Социальная катастрофа потентна, как и криминальная среда. Неправда, что прямой вопрос о выживании опрощает человеческое существование. Вызов выживания вскрывает понимание жизни, как насущного, а не комфортного, вызывая прорыв к имманентности. Чувства и краски становятся ярче. В этой вспышке возможно рождение художника практически невольное.
Даже сторонники теории праздного класса, как создателя искусств, должны признать, что сама логика искусства подталкивает праздный класс работать на подрыв основ собственной повседневной стабильности. Иначе создавался бы декор, дизайн, но не искусство. Искусство это уже перемена, выход за пределы необходимого. Вслед за образом следует мысль, за ней – перестройка, бунт, революция. Праздность гибнет, избегая опасности просто протухнуть. И в очищенной от ее мягких, но прочных оков безнадежности искусство получает новый глоток воздуха.
Социальные сломы не гарантируют немедленного появления настоящего. Из водопроводного крана, в который долго не подавали воду, сперва течет ржавая жижа. Такова ситуация и с культурой в годы перемен. Первое, с чем мы сталкиваемся – бодрийяровское «смешение всего со всем», спекуляции, плакатность и кич. Чистое проявляется лишь со временем.
Крах Советского Союза, последнего грандиозного модернистского проекта, рожденного творчеством праздного класса минувших веков, стал событием гротескным в большей степени, чем трагическим. Эйфория от падения запретов перекрывала невзгоды и обнищание. Но человек советский, над выведением которого десятилетиями трудились в Кремле, к сожалению, сформировался. Одной из главных его ментальных черт оказалась наивность. Не детская, а злостная. Подростковая.
Подростковой наивности свойственны эмоциональность и манихейство. Это сочетание губительно для ясности, для памяти, оно обречено на фрустрацию. И даже фрустрация не приводит к рефлексии без взрослости. Человеку советскому взрослеть не полагалось. Ментальная генетика большевиков дает о себе знать и сегодня, спустя четверть века после официальной денонсации СССР. Парни и девушки, в глаза не видавшие пионерского галстука, проявляют истое рвение в готовности выбрать путь комсомольцев. Не революционных романтиков и энтузиастов, но лицемерных дегуманизированных функционеров времен «дорогого Леонида Ильича». Плоды его правления, а вовсе не горбачевской перестройки, вызрели в цинизме, популизме и войнах постсоветского пространства.
Церемониальное лицемерие и двоемыслие брежневских лет дали очень неоднозначные всходы. Эгоцентричный цинизм настроенного на выживание и, по возможности, накопление мещанина породил псевдолиберальных политиков, олигархов, молодых прихожан секты социального дарвинизма Айн Рэнд.
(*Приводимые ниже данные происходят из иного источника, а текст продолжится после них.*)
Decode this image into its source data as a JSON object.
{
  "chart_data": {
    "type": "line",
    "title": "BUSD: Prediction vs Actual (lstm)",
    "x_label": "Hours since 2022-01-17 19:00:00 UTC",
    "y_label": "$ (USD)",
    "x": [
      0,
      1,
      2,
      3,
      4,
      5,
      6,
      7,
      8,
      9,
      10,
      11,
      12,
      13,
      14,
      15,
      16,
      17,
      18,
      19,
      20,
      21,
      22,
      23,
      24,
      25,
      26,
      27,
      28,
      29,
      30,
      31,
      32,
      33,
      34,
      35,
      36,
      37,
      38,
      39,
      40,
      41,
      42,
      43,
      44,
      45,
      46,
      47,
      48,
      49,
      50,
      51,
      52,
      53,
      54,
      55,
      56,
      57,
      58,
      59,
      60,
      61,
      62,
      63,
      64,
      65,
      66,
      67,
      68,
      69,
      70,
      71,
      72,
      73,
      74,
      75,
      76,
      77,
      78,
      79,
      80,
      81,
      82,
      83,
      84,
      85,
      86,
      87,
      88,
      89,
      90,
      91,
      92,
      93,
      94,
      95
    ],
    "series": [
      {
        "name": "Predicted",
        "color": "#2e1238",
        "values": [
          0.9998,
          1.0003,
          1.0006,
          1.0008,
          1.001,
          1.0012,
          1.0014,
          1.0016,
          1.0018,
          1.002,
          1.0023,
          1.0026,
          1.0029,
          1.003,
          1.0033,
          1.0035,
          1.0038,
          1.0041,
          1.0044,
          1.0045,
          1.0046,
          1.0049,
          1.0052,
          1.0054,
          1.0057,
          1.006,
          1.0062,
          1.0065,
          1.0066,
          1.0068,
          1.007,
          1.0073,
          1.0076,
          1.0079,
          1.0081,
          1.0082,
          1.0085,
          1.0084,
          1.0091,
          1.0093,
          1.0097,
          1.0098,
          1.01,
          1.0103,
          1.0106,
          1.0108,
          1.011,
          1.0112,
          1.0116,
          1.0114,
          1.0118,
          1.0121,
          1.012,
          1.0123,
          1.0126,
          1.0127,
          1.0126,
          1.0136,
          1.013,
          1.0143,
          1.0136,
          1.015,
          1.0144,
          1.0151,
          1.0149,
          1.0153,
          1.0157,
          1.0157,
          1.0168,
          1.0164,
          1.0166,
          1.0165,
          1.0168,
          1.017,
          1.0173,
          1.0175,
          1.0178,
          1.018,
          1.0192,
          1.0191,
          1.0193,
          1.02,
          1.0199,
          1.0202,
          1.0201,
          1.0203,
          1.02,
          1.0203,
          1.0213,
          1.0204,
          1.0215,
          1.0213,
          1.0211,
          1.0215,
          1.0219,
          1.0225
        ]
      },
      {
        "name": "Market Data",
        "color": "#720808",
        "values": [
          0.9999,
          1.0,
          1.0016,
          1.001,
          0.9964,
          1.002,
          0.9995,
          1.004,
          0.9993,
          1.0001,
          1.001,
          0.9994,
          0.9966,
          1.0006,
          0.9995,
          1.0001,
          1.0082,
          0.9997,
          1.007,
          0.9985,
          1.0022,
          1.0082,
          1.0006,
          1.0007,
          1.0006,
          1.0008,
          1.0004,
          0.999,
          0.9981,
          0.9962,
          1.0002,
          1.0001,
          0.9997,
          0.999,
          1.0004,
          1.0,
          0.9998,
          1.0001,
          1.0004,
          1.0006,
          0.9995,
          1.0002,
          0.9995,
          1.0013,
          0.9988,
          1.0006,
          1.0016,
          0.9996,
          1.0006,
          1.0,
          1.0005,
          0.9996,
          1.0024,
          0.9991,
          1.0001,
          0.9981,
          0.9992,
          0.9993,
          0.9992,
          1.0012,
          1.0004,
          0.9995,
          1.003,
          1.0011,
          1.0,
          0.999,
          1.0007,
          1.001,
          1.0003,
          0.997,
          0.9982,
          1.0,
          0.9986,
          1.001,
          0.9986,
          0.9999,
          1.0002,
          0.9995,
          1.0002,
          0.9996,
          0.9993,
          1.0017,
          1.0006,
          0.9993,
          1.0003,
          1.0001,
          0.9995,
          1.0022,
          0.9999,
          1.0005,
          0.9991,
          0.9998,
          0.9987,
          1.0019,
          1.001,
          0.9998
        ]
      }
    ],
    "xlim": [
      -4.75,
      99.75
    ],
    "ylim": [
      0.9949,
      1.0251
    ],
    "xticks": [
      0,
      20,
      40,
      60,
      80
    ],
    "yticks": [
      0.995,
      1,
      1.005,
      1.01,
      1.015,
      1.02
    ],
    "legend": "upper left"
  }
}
Романтизм бунтарства и восторг от того, что запреты пали, а значит, все, что было запрещено – хорошо и задорно («смешение всего со всем») выродился в неофашизм и насилие. Параллельно дав замечательную культурную волну рок-музыкантов и художников, к дню сегодняшнему деградировавшую до маньеризма, называемого гламуром и постмодернизмом в постсоветском понимании, близком скорее к зубоскальству. Диссидентство открыло для себя возможности грантового финансирования и удовольствие ощутить себя праздным классом. Но была в СССР и другая порода людей. Каковых, как и себя, собственно, социолог и логик Александр Зиновьев назвал отщепенцами.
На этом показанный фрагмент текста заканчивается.